FrieslandCampina verkoopt producten rechtstreeks aan consument
Grote bedrijven als Heineken, Dr Oetker en FrieslandCampina verkopen sinds een aantal jaren -soms via anonieme startups- producten rechtstreeks aan de consument. Extra omzet is in eerste instantie niet de belangrijkste drijfveer. Wel je eindconsument leren kennen, de consument altijd toegang geven tot je producten en nieuwe producten testen. De resultaten wisselen sterk. Zo stopte Heineken onlangs met zijn ‘Drinkies’-concept waarbij in Amsterdam consumenten rechtstreeks bier en borrelbenodigdheden konden bestellen.
Daarnaast zagen we in Nederland de afgelopen jaren zeker drie initiatieven om een online supermarkt, gerund door merkleveranciers, op te zetten. Deze projecten (Shobr, INS Ecosystem en Stockon) zijn zelfs in de economisch gunstige periode 2017-2019 niet doorgebroken.Dat heeft zo zijn redenen. Het is namelijk een uitdaging om winstgevend levensmiddelen te bezorgen bij de consument. De waardedichtheid per kubieke meter levensmiddelen ligt soms tot 25 keer lager dan bijvoorbeeld elektronica of schoenen. Dat maakt kostendekkende logistiek een uitdaging. En ook als de consument dagelijkse boodschappen via internet bestelt, verwacht hij een uitgebreid assortiment: van groente tot cola.
Maaltijdboxen rechtstreeks van de boer
Succes is er alleen voor D2C-partijen die één product of één productgroep leveren waaraan de consument een grote toegevoegde waarde toekent en een hogere prijs voor wil betalen. Bijvoorbeeld omdat het extreem gemakkelijk, duurzaam of lekker is, zoals exclusieve koffiecups, zelf samengestelde muesli, proteïnedrankjes of verse maaltijdboxen rechtstreeks van de boer.
D2C ingezet door merkleveranciers zal niet substantieel groeien door de coronacrisis. Corona lijkt juist voor een structureel hoger aantal online bestellingen te zorgen bij traditionele supermarkten en digitale supers als Picnic en Crisp. De overvolle bestelmomenten en wachtlijsten geven aan dat de vraag groter is dan de beschikbare capaciteit. Een deel van de consumenten dat nu het gemak ontdekt van online bestellen, blijft hier de komende jaren structureel gebruik van maken.
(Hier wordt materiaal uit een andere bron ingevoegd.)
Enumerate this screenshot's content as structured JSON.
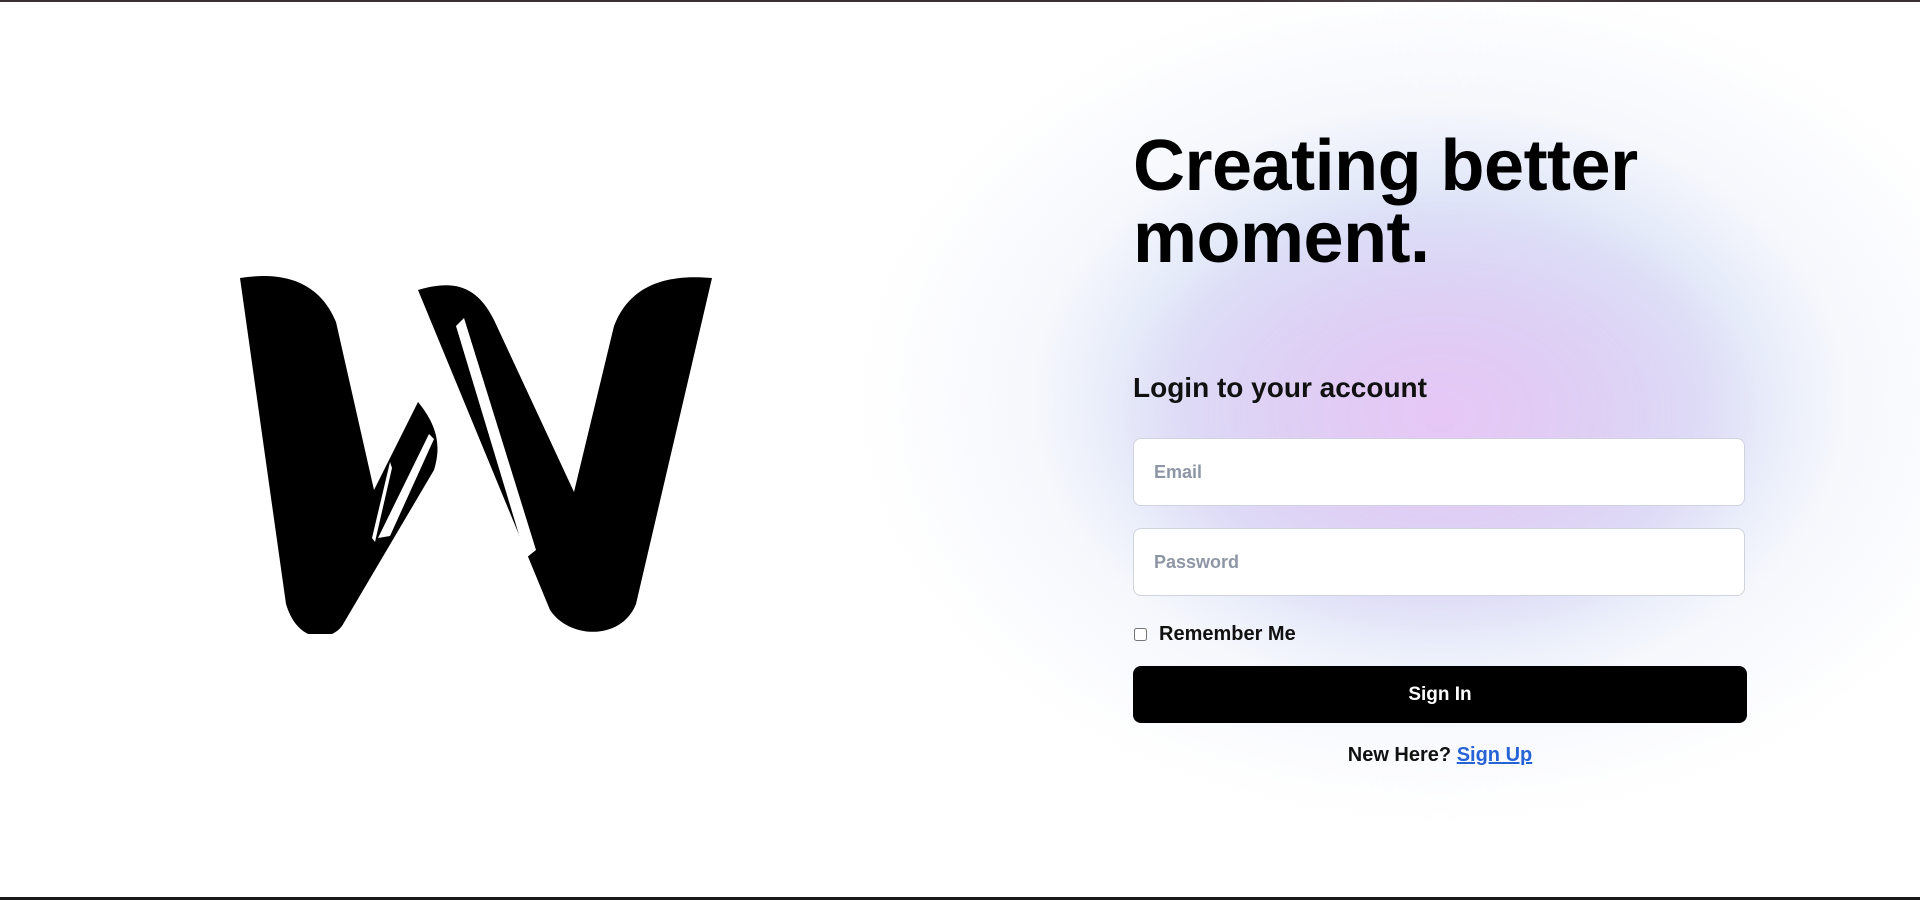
{
  "brand": {
    "logo_icon": "w-logo-icon"
  },
  "hero": {
    "headline": "Creating better moment."
  },
  "login": {
    "heading": "Login to your account",
    "email_placeholder": "Email",
    "password_placeholder": "Password",
    "remember_label": "Remember Me",
    "remember_checked": false,
    "signin_label": "Sign In",
    "signup_prompt": "New Here?",
    "signup_link": "Sign Up"
  },
  "colors": {
    "primary_button": "#000000",
    "link": "#2563d6",
    "glow_pink": "#e8c6f6",
    "glow_blue": "#cdd8f4"
  }
}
Ook in de coronacrisis blijken supermarkten efficiënte logistieke bedrijven, die aan sommige producten niets verdienen en aan andere producten heel veel. Deze margemix zorgt ervoor dat een supermarkt op een vol boodschappenwagentje een paar procent winst maakt. Hier kunnen fabrikanten met D2C-concepten eenvoudigweg niet tegenop indien ze dezelfde (merk)producten die in de supermarkt liggen óók rechtstreeks aan consumenten willen leveren.
At-home consumptie
Supermarkten en leveranciers blijven elkaars belangrijkste handelspartners voor de at-home consumptie. Of het nu tijdens de crisis van 2009-2014 was of tijdens de coronacrisis van 2020: de efficiënte (online)supermarkt is altijd een stabiel afzetkanaal gebleken. En ook in crisisperiodes kan de foodbranche groei creëren met innovatieve producten met een goede marge. Leveranciers kunnen zich dus voorlopig beter richten op het versterken van de bestaande relatie met de supermarkt dan op het ontwikkelen van een volwaardig kanaal rechtstreeks naar de consument.